4 Types de connaissances expertes

Maintenant que nous avons traité la question du temps nécessaire à devenir un expert, nous allons nous demander quelles sont les compétences qui justifient le terme “expert”. En d’autres termes, que représentent 10 à 15 ans d’expérience dans un domaine ?

Examinons ce qui constitue l’expertise dont nous parlons, spécifique à un domaine. Essentiellement des connaissances sur le sujet en question, des connaissances qui peuvent être factuelles, conceptuelles, procédurales ou stratégiques :

  • les connaissances factuelles traitent de faits en rapport avec la matière ;
  • les connaissances conceptuelles concernent la manière dont les choses sont organisées dans cette matière
  • les connaissances procédurales permettent d’exploiter les deux types de connaissances précédents
  • les connaissances stratégiques, enfin, permettent de savoir quand et comment appliquer et utiliser toutes ces connaissances.

Pour être plus clair, prenons l’exemple d’un médecin. La formation d’un médecin prend au bas mot 12 à 14 ans, après au moins 10 ans nécessaires pour avoir le bac.

Cette durée inclut à la fois les études au sens strict (pleines de lectures, apprentissages et productions d’écrits), les différents stages, et surtout les derniers — l’externat puis l’internat — pendant lesquels les médecins en devenir apprennent et exercent sur de vrais patients. C’est seulement à l’issue de ce processus qu’ils deviennent de vrais docteurs en médecine. Tout ce temps est consacré à l’apprentissage d’un jeu de compétences et de connaissances, d’un savoir-faire.

Chaque fois que vous vous rendez chez votre médecin, vous avez un aperçu de ce savoir-faire mis en œuvre. Il peut cerner le cœur du problème en posant les bonnes questions, en faisant particulièrement attention à certains faits importants et en sachant écarter ceux qui sont anodins. Et il peut chercher certaines anomalies spécifiques qui viennent confirmer son diagnostique.

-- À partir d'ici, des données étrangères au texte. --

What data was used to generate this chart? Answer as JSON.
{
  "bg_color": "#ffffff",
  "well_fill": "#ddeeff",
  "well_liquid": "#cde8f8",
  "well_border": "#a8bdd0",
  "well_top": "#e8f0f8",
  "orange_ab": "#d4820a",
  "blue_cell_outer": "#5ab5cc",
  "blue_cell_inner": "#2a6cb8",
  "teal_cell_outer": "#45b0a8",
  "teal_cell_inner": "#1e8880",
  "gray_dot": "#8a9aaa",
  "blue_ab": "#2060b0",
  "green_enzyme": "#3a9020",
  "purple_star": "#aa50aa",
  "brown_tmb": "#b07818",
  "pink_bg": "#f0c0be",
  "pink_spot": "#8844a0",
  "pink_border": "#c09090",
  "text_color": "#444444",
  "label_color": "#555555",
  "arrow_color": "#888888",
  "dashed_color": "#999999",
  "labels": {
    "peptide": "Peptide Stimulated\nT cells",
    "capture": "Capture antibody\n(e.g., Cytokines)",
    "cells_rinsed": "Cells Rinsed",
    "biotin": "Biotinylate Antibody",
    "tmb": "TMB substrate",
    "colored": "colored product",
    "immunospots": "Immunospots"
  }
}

Du coup, un médecin a besoin :

  • de connaissances factuelles sur la biologie humaine (domaine général)
  • de connaissances conceptuelles sur les interdépendances et les influences croisées entre la biologie et l’environnement (relations)
  • de connaissances procédurales pour déterminer ce qui est nécessaire au diagnostique (plan d’action)
  • de connaissances stratégiques pour savoir comment utiliser les problèmes détectés afin de diagnostiquer le patient (approche)

Encore une chose : plus on étudie longtemps quelque chose, plus il y a de chances que l’on développe certaines sensations à ce sujet. Ces 10 à 15 ans d’expérience constituent une base solide au développement de certaines “intuitions”.

L’intuition d’un médecin, par exemple, est une espèce de sixième sens qui permet de savoir ce qui pourrait ne pas aller chez telle ou telle personne. Ce n’est qu’une piste qui ne dispense pas de la méthodologie médicale rigoureuse, mais cela aide à aller dans la bonne direction dès le départ.

Et plus cette intuition est bonne, plus le talent du médecin aura tendance à ressembler à celui de Grégory House …

Mais pourquoi cette intuition est-elle si importante pour l’expert ? Nous en parlerons dans notre prochain article, et d’ici là pourquoi ne pas aller visiter notre site ?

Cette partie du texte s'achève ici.